Lynch, the pharmacist and three-time president of the Clemson Chamber of Commerce, recalls trying to interest fast-food chains in coming to the town. "In the 1960s I wanted a local franchise from Kentucky Fried Chicken and one from 7-Eleven," says Lynch. "They wouldn't even talk to me. In the '70s I tried Wendy's. Nothing. Nobody was interested. Now they're all here because football brought 'em." There were two movie theaters in Clemson until the Tigers' soccer coach, Ibrahim Ibrahim, bought one and turned it into another Tiger souvenir shop. (Ibrahim, by the way, aside from providing the football Tigers with two All-America placekickers, has coached his teams to two national titles.) These souvenir establishments are kept humming by the incessant craving for that Clemson badge of recognition, which was recently spotted as far away as Cape Cod: the fabulous Tiger paw.
When ol' Frank bowed out as coach, Clemson's marketing people greeted the new age with a more benign look in Tiger paraphernalia, namely cute, cuddly footprints that would appeal to children of all ages. Ol' Frank, cursing progress, referred to them as Men-o-paws. But the Greek element at Clemson responded as if the school administration had ordered up free love, and soon fraternities and sororities made it one of the pledges' annual duties to paint huge orange Tiger paws on every roadway and parking lot in five counties.
In retrospect, the paw was—and is—the perfect embodiment of the total Clemson experience, which has always been rich in what a certain resident of the White House might call "the family thing." Athletic director Robinson recalls going to IPTAY meetings with his parents in his hometown of Columbia when he was five years old. He remembers "riding on the train to Jacksonville to see the Tigers upset Florida when I was seven. Families came to Clemson together. We'd tailgate and picnic. Then the parents would go to their seats, and the kids would pay a dime and go up to GG and watch the game."
Nowadays, the families are sometimes even closer. Hammond's daddy, John, is a South Carolina state trooper from Spartanburg who has worked the Clemson highway for almost 20 years. Until they actually enrolled at the university, Vance and his older brother, Mark, got out of bed on home-game Saturdays at six a.m., were on the road by seven, arrived in Clemson at eight, ate some biscuits with their dad and then hung around the campus till game time. Two seasons ago, with Vance playing in nine games for Clemson, Mark working as a Clemson graduate assistant coach and John patrolling the sidelines and talking to his sons whenever he got a chance, "it felt like a church league Softball game," says Vance.
Hazel Modica, 28, works in the Clemson sports information office. She's orange through and through: Clemson clothes, Clemson purse, paws on the cheeks. The entire Tiger package—"Except orange hair. I draw the line at orange hair," she says. Modica knows that even if she wanted to work in the press box on Clemson game days, she couldn't. She gets too excited, too nervous. She would cheer too loud. Act too obnoxious. And anyway, her former boss, Bob Bradley, Clemson's sports information director, who retired on Sept. 30, had the good taste never to let anybody get away with wearing orange in his press box. "I learned to drive our car on the back roads, coming to Clemson football games," Modica says. "Oh yeah, and my mom says when she was pregnant, she almost had me at the Wake Forest game."

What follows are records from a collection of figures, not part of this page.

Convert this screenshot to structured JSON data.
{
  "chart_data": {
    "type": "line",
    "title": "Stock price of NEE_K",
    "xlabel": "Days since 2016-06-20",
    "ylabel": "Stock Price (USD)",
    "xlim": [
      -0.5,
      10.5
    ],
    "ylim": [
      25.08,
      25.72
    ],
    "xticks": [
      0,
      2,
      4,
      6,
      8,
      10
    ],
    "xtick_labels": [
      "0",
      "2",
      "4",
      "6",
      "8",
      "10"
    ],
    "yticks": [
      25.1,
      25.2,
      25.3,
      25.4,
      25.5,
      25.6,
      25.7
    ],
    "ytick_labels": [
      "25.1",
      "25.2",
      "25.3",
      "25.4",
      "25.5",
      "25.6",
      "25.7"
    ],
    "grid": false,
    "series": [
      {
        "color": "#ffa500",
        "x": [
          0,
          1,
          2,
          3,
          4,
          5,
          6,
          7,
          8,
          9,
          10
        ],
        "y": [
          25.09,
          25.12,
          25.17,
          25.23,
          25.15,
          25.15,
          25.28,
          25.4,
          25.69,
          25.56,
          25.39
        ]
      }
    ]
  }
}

In the compellingly soft yet often shrill foothills of Mr. Clemson's agricultural paradise, football has kept its hold on everybody. In 1980 the Tigers' longtime trainer, Herman McGee, died and was borne to his grave by several football players. The flowers were serviceably white. The deceased was dressed in traditional black. It was only McGee's coffin that was orange. Dang, buddy. At Clim-zin, they get you coming...and going."